Vídeo: Las historias de Leire y Noa, dos niñas con enfermedades raras. - DAVID G. TRIADÓ
Día Mundial de las Enfermedades Raras

«Lo que más nos angustia es qué pasará con ella cuando nosotros ya no estemos»

Leire padece el síndrome de Sturge-Weber, una malformación vascular que afecta a la cara, los ojos y/o el cerebro, mientras que Noa tiene el síndrome de deleción 22q11, una anomalía genética que provoca problemas cardiacos, una deformación en el paladar, y propensión a las infecciones, entre otras manifestaciones

Sus padres cuentan cómo fueron los diagnósticos, qué problemas han tenido y a qué aspiran para sus hijas

MadridActualizado:

Tres millones de españoles sufren alguna de las 7.000 enfermedades raras que se estima que existen, según la Organización Mundial de la Salud. Una patología recibe dicha consideración cuando afecta a menos de 5 personas por cada 10.000 habitantes.

Suelen ser enfermedades crónicas, de origen genético, que, aunque también pueden aparecer en la edad adulta, con gran frecuencia se presentan en los primeros años de vida.

Mucho más que una marca de nacimiento

Leire nació con una mancha en vino de Oporto en la cara. A sus padres, Montse Porras y Fernando del Real, les aseguraron que era posible que desapareciera. Sin embargo, fue a raíz de una visita al dermatólogo que descubrieron que su hija padecía el síndrome de Sturge-Weber.

Esta enfermedad consiste en una malformación vascular, que se produce durante la gestación, y que puede afectar a la cara, el ojo y/o el cerebro. Varía en cada caso, pero suele conllevar retraso cognitivo, hemiparesia (disminución de la fuerza motora o parálisis parcial de los miembros de un lado del cuerpo), problemas oculares y crisis epilépticas.

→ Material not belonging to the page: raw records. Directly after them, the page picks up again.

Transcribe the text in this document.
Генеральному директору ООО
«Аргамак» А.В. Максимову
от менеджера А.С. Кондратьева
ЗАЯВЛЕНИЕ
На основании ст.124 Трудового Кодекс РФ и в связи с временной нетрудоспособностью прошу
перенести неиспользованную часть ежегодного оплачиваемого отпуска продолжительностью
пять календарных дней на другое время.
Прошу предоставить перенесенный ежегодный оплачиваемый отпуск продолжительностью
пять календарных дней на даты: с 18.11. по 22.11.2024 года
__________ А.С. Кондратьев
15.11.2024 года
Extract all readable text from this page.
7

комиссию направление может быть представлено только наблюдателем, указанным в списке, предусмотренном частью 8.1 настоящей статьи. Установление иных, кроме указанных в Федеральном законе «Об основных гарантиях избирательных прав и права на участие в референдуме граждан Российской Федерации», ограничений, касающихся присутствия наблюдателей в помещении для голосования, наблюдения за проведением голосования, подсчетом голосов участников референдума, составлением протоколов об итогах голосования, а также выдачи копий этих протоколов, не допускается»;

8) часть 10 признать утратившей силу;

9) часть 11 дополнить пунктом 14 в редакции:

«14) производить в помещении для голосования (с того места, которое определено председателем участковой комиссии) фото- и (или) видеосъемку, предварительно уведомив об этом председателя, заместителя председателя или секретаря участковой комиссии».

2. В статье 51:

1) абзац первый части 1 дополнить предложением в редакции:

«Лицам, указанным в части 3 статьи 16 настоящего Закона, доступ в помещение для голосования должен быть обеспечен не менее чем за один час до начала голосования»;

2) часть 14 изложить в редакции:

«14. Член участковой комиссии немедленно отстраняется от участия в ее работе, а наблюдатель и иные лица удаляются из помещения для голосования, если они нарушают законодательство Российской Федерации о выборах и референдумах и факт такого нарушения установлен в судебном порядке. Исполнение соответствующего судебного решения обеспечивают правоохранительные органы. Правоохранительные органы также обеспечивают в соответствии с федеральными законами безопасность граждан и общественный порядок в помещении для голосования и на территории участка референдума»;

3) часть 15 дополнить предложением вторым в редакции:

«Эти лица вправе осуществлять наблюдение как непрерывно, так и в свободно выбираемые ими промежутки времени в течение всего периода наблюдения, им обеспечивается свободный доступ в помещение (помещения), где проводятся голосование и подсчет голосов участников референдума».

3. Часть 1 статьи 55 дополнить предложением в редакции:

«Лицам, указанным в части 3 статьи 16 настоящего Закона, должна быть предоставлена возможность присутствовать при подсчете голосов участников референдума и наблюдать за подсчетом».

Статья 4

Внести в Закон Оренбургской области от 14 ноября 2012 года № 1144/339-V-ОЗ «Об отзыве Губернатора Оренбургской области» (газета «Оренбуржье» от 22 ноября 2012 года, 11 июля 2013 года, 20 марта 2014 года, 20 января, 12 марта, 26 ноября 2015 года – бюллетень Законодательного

La prioridad de los padres de Leire es que no sufra, tenga el máximo de calidad de vida posible y sea feliz. Porras confiesa que lo que más les «angustia» es qué pasará con su hija cuando ellos ya no estén.

También reivindican que se incremente el número de sesiones de terapia que reciben gratuitamente los niños con necesidades especiales, ya que supone un gran desembolso económico para las familias.

Un ingreso hospitalario al mes

Noa nació con un uréter más estrecho de la cuenta y un riñón más pequeño de lo normal. Las infecciones la llevaron a pisar el hospital con una frecuencia de una vez al mes.

No fue hasta los tres años que le diagnosticaron el síndrome de deleción 22q11, una anomalía genética. Al igual que pasa con la mayoría de las enfermedades raras, cada caso es distinto pero esta patología suele conllevar problemas cardiacos, malformación del paladar, y predisposición a las infecciones y a los procesos autoinmunes.

Los padres de Noa, Susana Jiménez y José Manuel Díaz, remarcan la importancia de las terapias que recibe su hija, que le servirán para conseguir el máximo grado de autonomía en su vida cotidiana. Su gran esperanza es que, cuando Noa sea mayor, pueda ser independiente.